Taylor, 72, says he was intimately familiar with the songs picked for the album and new EP, having first heard many of them from his parents’ record collection growing up in North Carolina.

“I’d just try them on for size,” he says. “It was so easy and natural to pick up an instrument and start learning songs and reinterpreting songs and developing a sort of a simple guitar technique.”

The new batch of songs lean heavily on Broadway musicals, like the songwriting teams Richard Rodgers and Oscar Hammerstein II, as well as Frederick Loewe and Alan Jay Lerner. “I think they had a profound effect on my songwriting. They basically are my teachers,” says Taylor.

During the interview, Taylor was effortlessly thoughtful, moving easily from topics like the gentrification of Boston’s suburbs to what a revelation Chartres Cathedral must have been to a peasant hundreds of years ago. He’s well versed in Thomas Mann and Tolstoy.

Several times he noted that his guitar skills were somewhat limited and that his natural tendency to James Taylor a song is to lean on his own influences: Latin music, bossa nova and Afro Cuban. “It’s interesting to put songs into that vocabulary,” he says.

He is modest about his own songwriting, saying he usually sits down with a guitar and plays until he finds a melody — or “catching an idea,” as he puts it — and maybe a scrap of lyric. That is how masterpieces like “Carolina in My Mind” and “Fire and Rain” came about.

“There have been a few tunes that I just thought of while I was driving the car and I would reach for my phone and put down the line of lyric or melody — that has happened, too. But my feeling is that when that’s happening, I’m still inhabiting that place that I discovered and built by sitting down playing the guitar.”

The “American Standards” batch of recordings reunited Taylor with master guitarist and producer John Pizzarelli. The two had worked on Taylor’s 2002′s album “October Road” and his 2006 Christmas album.

Pizzarelli, who also has worked with Paul McCartney, Michael McDonald and Rosemary Clooney, calls Taylor an amazing guitar player and a talented harmonizer. “When you listen to the collection, he really James Taylor-ized them and not at the expense of the songs. He makes the songs better.”

Taylor says he recorded the covers, many at his barn studio in Washington, Massachusetts, not only to honor them but also to educate — reminding some younger listeners who might be looking for the next good thing of sonic past triumphs.
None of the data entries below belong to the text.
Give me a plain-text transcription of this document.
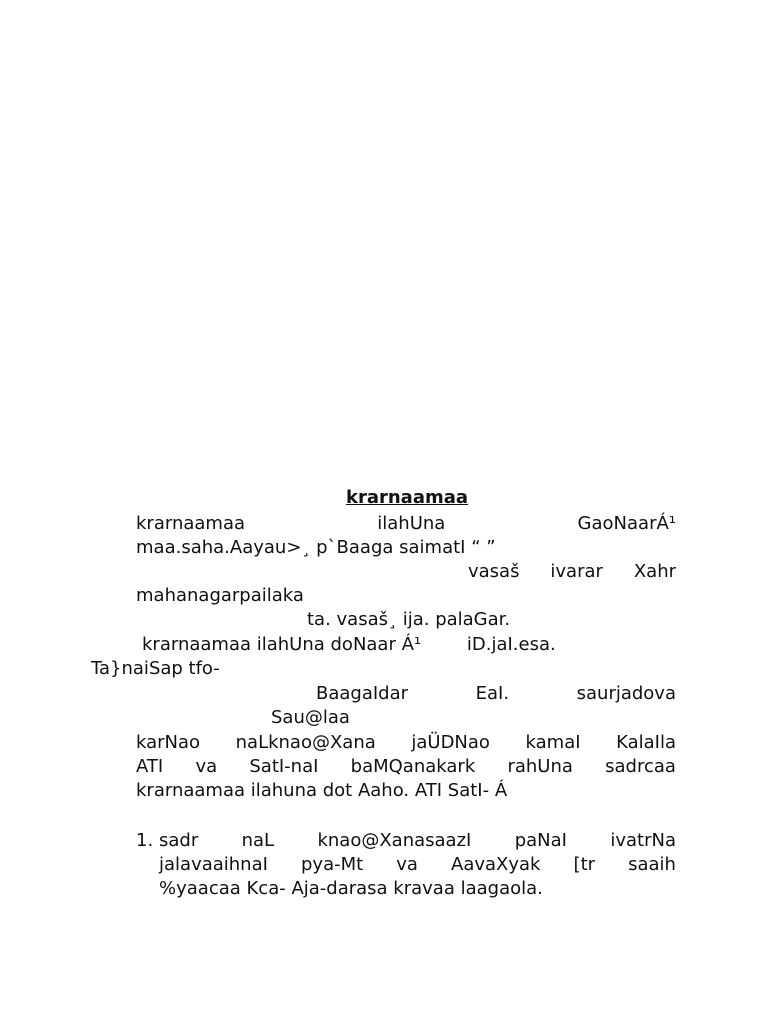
krarnaamaa
krarnaamaa	ilahUna	GaoNaarÁ¹
maa.saha.Aayau>¸ p`Baaga saimatI “ ”
vasaš ivarar Xahr
mahanagarpailaka
ta. vasaš¸ ija. palaGar.
krarnaamaa ilahUna doNaar Á¹        iD.jaI.esa.
Ta}naiSap tfo-
BaagaIdar	EaI.	saurjadova
Sau@laa
karNao naLknao@Xana jaÜDNao kamaI KalaIla
ATI va SatI-naI baMQanakark rahUna sadrcaa
krarnaamaa ilahuna dot Aaho. ATI SatI- Á
1. sadr naL knao@XanasaazI paNaI ivatrNa
jalavaaihnaI pya-Mt va AavaXyak [tr saaih
%yaacaa Kca- Aja-darasa kravaa laagaola.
“I’ve got four kids and they’re all musical to a greater or lesser extent. So I’m constantly saying, ’Go listen to Lee Dorsey, listen to Ry Cooder, listen to Neil Sedaka,’” he says. “I am always recommending them.”

Whether he’s sitting down to rework someone else’s song or creating one of his own, Taylor somehow evokes feeling with his voice, a process that baffles even him. “You sing it and it summons the emotion. That’s the magical thing,” he says.

He marvels that songs like “Over There” or “It’s a Long Way to Tipperary” can instantly create patriotic zeal. “You can have a couple of pints and sing it and feel it again,” he says, genuinely impressed. “How about that?”